According to the definition on Rudin' Principles of Mathematicial Analysis, closed set is defined as:
$E$ is closed if every limit point of $E$ is a point of $E$.
Then I have a question: if a set has no limit point, is it necessarily closed? I think this idea doesn't contradict the definition of closed sets. Am I right?
And another question is #10 in Chap.2 of Rudin's:
Let $X$ be an infinite set. For $p\in X$ and $q\in X$, define
$d(p,q)=0$ when $p=q$. Otherwises,$d(p,q)=1$.

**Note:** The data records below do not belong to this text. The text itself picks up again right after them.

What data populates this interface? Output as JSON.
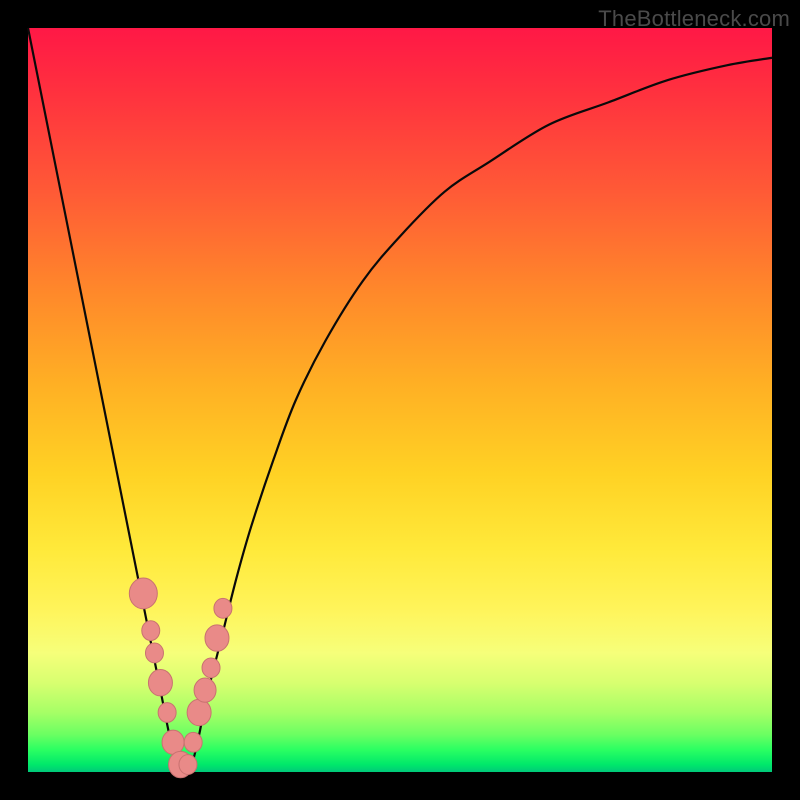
{
  "attribution": "TheBottleneck.com",
  "colors": {
    "frame_bg": "#000000",
    "curve": "#0a0a0a",
    "marker_fill": "#e98a88",
    "marker_stroke": "#c87270"
  },
  "chart_data": {
    "type": "line",
    "title": "",
    "xlabel": "",
    "ylabel": "",
    "ylim": [
      0,
      100
    ],
    "xlim": [
      0,
      100
    ],
    "series": [
      {
        "name": "bottleneck-curve",
        "x": [
          0,
          2,
          4,
          6,
          8,
          10,
          12,
          14,
          16,
          17,
          18,
          19,
          20,
          21,
          22,
          23,
          24,
          26,
          28,
          30,
          33,
          36,
          40,
          45,
          50,
          56,
          62,
          70,
          78,
          86,
          94,
          100
        ],
        "values": [
          100,
          90,
          80,
          70,
          60,
          50,
          40,
          30,
          20,
          15,
          10,
          5,
          1,
          0,
          1,
          5,
          10,
          18,
          26,
          33,
          42,
          50,
          58,
          66,
          72,
          78,
          82,
          87,
          90,
          93,
          95,
          96
        ]
      }
    ],
    "markers": {
      "name": "highlighted-points",
      "x": [
        15.5,
        16.5,
        17.0,
        17.8,
        18.7,
        19.5,
        20.5,
        21.5,
        22.2,
        23.0,
        23.8,
        24.6,
        25.4,
        26.2
      ],
      "values": [
        24,
        19,
        16,
        12,
        8,
        4,
        1,
        1,
        4,
        8,
        11,
        14,
        18,
        22
      ]
    }
  }
}
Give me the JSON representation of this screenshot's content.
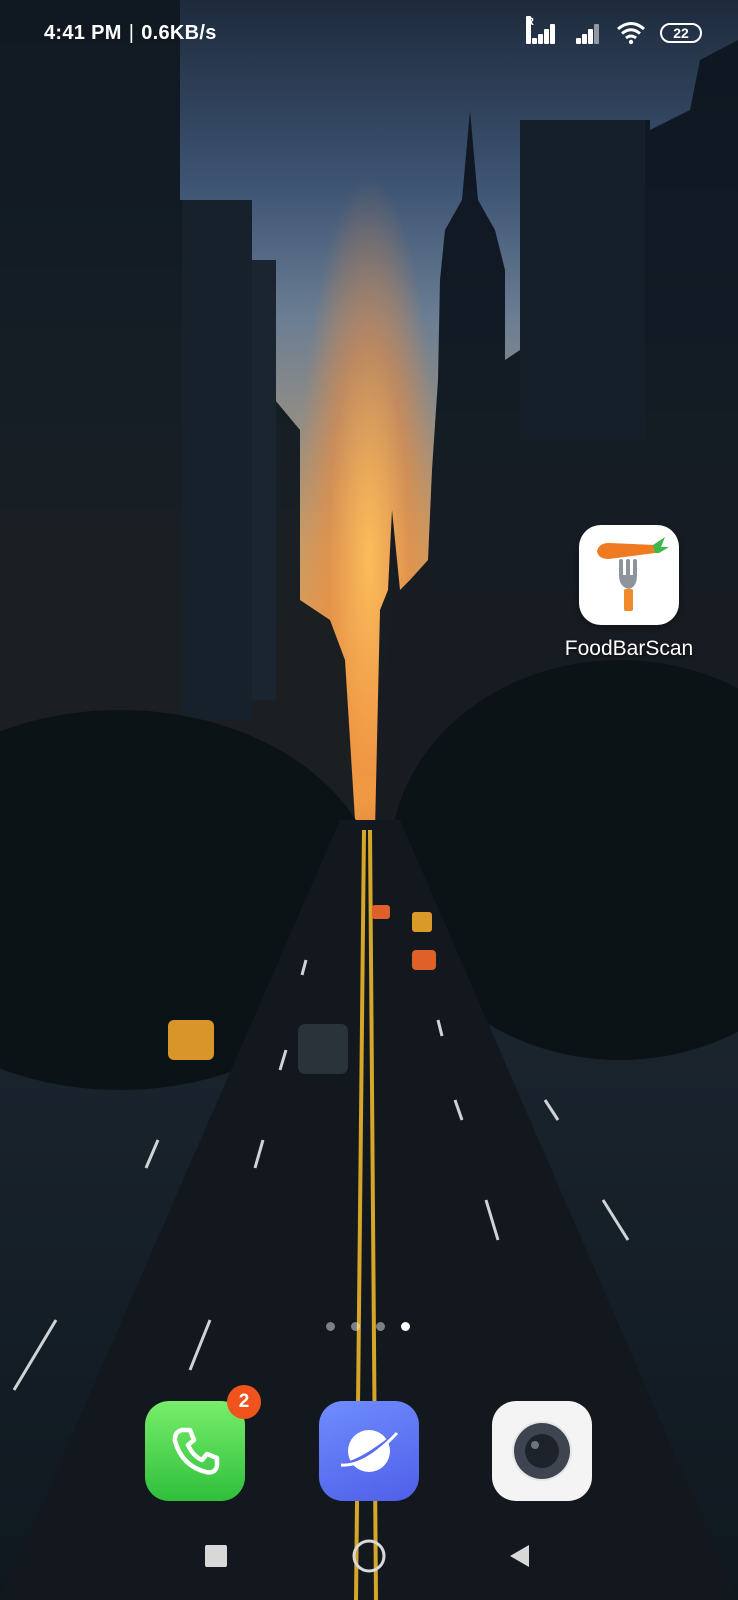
{
  "status_bar": {
    "time": "4:41 PM",
    "separator": "|",
    "network_speed": "0.6KB/s",
    "signal_1_roaming": "R",
    "battery_level": "22",
    "icons": [
      "signal-icon",
      "signal-icon",
      "wifi-icon",
      "battery-icon"
    ]
  },
  "home": {
    "apps": [
      {
        "label": "FoodBarScan",
        "icon": "fork-carrot-icon"
      }
    ],
    "pages": {
      "count": 4,
      "active_index": 3
    }
  },
  "dock": {
    "apps": [
      {
        "name": "phone",
        "icon": "phone-icon",
        "badge": "2",
        "color": "#3fcf45"
      },
      {
        "name": "browser",
        "icon": "browser-icon",
        "color": "#5b6cf2"
      },
      {
        "name": "camera",
        "icon": "camera-icon",
        "color": "#f4f4f4"
      }
    ]
  },
  "navbar": {
    "buttons": [
      "recent-apps-button",
      "home-button",
      "back-button"
    ]
  }
}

I have known that every set in the metric space is closed. To prove it, we can show that the complement of any set is open, which is quite trivial. My question is: how can we prove that every set is closed just by checking according to the definition of closed set, i.e. how can we show that every limit point of any arbitrary set $E$ in the metric space is a point of $E$?
Thanks in advanced!
Best Answer
You are absolutely correct that a set $E$ without limit points is closed, vacuously, since the empty set of limit points of $E$ is necessarily a subset of $E$. In fact, this gives us an alternate way to show that every set in a discrete space (which is the sort of space $X$ you describe) is closed. Take any subset $E$ of $X$ and any point $x\in X$. The open $d$-ball centered at $x$ of radius $\frac12$ is simply $\{x\},$ which contains at most one point of $E$, so $x$ is not a limit point of $E$. Since $x$ was arbitrary, then $E$ is closed.